[PATCH v1] arm64: errata: Workaround NVIDIA Olympus device store/load ordering erratum
Shanker Donthineni
sdonthineni at nvidia.com
Fri Jun 5 07:34:10 PDT 2026
Hi Vladimir Murzin,
On 6/5/2026 4:26 AM, Vladimir Murzin wrote:
> External email: Use caution opening links or attachments
>
>
> On 6/5/26 00:12, Shanker Donthineni wrote:
>> On systems with NVIDIA Olympus cores, a Device-nGnR* load can be
>> observed by a peripheral before an older, non-overlapping Device-nGnR*
>> store to the same peripheral.
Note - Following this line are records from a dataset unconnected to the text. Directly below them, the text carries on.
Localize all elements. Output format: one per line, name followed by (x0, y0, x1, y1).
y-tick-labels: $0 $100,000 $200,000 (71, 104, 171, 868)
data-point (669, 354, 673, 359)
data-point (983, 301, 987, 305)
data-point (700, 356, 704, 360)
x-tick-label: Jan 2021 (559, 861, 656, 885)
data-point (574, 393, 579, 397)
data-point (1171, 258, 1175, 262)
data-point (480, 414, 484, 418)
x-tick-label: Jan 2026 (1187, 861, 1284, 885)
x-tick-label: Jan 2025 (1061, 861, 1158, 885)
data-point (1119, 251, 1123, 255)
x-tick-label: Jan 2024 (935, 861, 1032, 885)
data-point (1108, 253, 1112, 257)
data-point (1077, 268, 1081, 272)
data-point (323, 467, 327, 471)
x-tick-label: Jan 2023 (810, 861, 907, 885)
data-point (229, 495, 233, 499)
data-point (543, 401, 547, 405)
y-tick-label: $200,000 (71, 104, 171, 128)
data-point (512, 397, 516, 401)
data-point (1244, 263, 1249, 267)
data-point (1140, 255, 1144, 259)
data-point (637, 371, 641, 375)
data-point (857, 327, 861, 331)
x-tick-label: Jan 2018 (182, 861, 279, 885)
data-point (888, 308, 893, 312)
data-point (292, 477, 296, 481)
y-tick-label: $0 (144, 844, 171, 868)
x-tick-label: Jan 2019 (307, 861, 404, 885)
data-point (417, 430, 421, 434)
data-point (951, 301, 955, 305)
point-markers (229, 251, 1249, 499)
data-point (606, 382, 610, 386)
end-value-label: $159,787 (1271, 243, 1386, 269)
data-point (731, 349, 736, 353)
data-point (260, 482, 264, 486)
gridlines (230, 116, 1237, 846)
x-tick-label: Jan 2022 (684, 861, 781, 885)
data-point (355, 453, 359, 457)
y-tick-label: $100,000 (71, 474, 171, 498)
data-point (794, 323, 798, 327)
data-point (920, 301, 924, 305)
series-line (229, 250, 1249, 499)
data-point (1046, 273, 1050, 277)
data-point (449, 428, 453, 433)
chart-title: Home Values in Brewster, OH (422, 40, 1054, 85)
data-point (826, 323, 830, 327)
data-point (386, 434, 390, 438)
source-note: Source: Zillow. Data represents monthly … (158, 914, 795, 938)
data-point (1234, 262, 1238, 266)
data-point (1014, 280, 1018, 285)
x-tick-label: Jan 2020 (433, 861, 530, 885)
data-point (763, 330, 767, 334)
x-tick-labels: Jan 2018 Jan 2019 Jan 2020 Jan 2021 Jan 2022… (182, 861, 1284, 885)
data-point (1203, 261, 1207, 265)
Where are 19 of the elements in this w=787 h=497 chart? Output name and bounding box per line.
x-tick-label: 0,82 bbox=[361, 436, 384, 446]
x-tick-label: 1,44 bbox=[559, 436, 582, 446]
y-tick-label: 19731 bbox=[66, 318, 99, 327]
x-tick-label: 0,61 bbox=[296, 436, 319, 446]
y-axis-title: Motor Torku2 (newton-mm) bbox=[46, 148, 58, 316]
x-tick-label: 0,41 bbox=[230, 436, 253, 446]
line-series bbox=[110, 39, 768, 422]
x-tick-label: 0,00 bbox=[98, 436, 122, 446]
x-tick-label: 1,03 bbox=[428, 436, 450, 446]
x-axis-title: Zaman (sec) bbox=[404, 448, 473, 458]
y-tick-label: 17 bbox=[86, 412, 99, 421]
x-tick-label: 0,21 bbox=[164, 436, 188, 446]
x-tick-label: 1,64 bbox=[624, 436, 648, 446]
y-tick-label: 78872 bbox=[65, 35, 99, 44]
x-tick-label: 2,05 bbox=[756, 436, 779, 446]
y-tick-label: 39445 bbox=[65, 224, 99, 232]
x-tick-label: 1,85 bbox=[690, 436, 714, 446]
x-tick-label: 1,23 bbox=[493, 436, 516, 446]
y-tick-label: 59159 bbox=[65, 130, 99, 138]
This breaks the program-order guarantee
>> that software expects for Device-nGnR* accesses and can leave a
>> peripheral in an incorrect state, as a load is observed before an
>> earlier store takes effect.
>>
>> The erratum can occur only when all of the following apply:
>>
>> - A PE executes a Device-nGnR* store followed by a younger
>> Device-nGnR* load.
>> - The store is not a store-release.
>> - The accesses target the same peripheral and do not overlap in bytes.
>> - There is at most one intervening Device-nGnR* store in program
>> order, and there are no intervening Device-nGnR* loads.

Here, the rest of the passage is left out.